Camp work is lifestyle for long-time volunteers
Canoe some 10 miles down the Swift Current Creek from West Bank Bible Camp in southwest Saskatchewan, and you find Brent and Colleen Eliason: Brent, behind the wheel of a John Deere tractor; Colleen, on her way to a substitute teaching assignment.
More than 100 ordinary people helped directors Jerry and Liz Dennill make West Bank a success in 2010, and the Eliasons are two of them. Brent has been on the camp board for 12 years, 2 years as acting chairman. Colleen – an anchor in the kitchen – has volunteered long enough to remember the old facility, which she says “went from a 2 to a 10” with building improvements. The camp was started by the Mennonite Brethren in 1944.
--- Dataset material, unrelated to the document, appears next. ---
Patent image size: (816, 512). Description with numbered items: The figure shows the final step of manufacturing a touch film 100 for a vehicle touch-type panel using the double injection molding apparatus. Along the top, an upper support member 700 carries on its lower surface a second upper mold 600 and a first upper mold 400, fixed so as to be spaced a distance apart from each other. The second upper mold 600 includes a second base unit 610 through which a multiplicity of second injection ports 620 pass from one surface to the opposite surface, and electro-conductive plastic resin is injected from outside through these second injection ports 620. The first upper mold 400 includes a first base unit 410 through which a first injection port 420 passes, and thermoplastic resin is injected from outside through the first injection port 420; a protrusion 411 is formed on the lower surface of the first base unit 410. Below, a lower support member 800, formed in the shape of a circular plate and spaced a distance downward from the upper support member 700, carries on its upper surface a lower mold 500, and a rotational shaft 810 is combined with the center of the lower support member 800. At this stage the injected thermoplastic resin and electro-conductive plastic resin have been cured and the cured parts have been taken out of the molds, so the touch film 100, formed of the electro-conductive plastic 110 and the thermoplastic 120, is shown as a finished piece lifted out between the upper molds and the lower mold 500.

What initially got Colleen involved at West Bank was her middle daughter’s egg allergy. When Ruth went to camp, Colleen volunteered to help out in the kitchen, “to keep a closer eye on…what she was eating.”
Making Swift Current, Sask.’s MB congregation Bridgeway Community Church their church home in 1996, the Eliasons had another connection with the camp. Brent joined the West Bank board when Bridgeway asked him to be their representative. “I thought it was a good fit for me in terms of ministry, because I believe in camping and had been involved in camping all of my life.”
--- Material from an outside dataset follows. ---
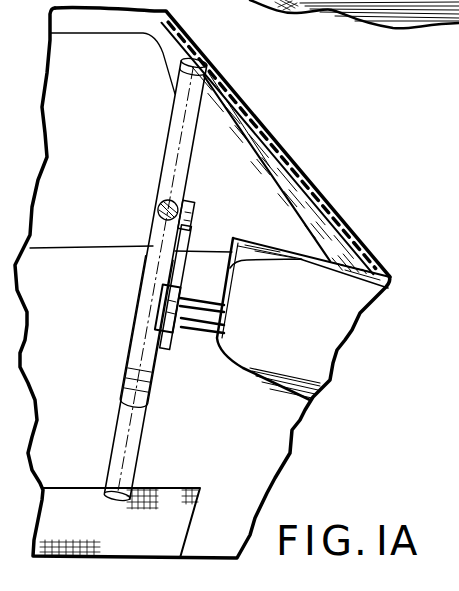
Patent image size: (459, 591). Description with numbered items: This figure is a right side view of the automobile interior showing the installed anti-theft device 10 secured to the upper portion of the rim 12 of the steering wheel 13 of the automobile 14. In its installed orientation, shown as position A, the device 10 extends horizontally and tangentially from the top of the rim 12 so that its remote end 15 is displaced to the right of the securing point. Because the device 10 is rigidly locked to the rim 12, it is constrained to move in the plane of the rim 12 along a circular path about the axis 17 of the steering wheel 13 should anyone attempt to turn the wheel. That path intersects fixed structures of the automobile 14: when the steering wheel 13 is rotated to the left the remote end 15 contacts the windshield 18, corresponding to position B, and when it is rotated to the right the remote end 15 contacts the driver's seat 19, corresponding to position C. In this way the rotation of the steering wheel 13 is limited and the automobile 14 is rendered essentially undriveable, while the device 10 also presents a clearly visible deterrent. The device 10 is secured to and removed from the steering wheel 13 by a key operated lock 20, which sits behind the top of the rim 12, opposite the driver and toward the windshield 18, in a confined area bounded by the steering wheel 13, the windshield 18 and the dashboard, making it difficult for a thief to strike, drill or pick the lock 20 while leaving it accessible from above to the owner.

In 2010, approximately 300 out of 600 campers came from non-churched homes, and for Brent, “This is the main reason we do camping. It is an opportunity to bring the gospel to kids who have never darkened the door of a church.”
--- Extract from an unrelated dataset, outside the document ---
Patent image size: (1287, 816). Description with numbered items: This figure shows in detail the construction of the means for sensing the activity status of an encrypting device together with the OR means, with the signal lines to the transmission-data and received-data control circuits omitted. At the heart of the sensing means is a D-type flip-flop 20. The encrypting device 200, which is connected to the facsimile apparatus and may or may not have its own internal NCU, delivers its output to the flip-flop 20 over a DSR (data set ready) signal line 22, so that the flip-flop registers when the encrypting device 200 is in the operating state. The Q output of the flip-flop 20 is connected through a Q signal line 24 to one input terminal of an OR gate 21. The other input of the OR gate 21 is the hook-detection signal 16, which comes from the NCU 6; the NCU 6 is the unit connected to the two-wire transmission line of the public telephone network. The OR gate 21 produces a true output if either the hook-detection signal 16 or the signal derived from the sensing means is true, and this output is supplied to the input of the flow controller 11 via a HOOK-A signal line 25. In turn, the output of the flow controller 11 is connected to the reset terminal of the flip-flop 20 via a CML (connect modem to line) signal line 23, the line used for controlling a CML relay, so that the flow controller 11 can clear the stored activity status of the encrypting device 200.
Encouraging Christian young people at a critical stage in their lives, and providing a place to nurture healthy relationships, grow in faith, and feel a sense of belonging are other important aspects he identifies.
“Together we can make something that none of us can make on our own,” Colleen says. “I just want to be part of that, to do what God has called us to do.”
“These folks are quality people,” says Jerry Dennill; “I only wish I had 10 more of them.”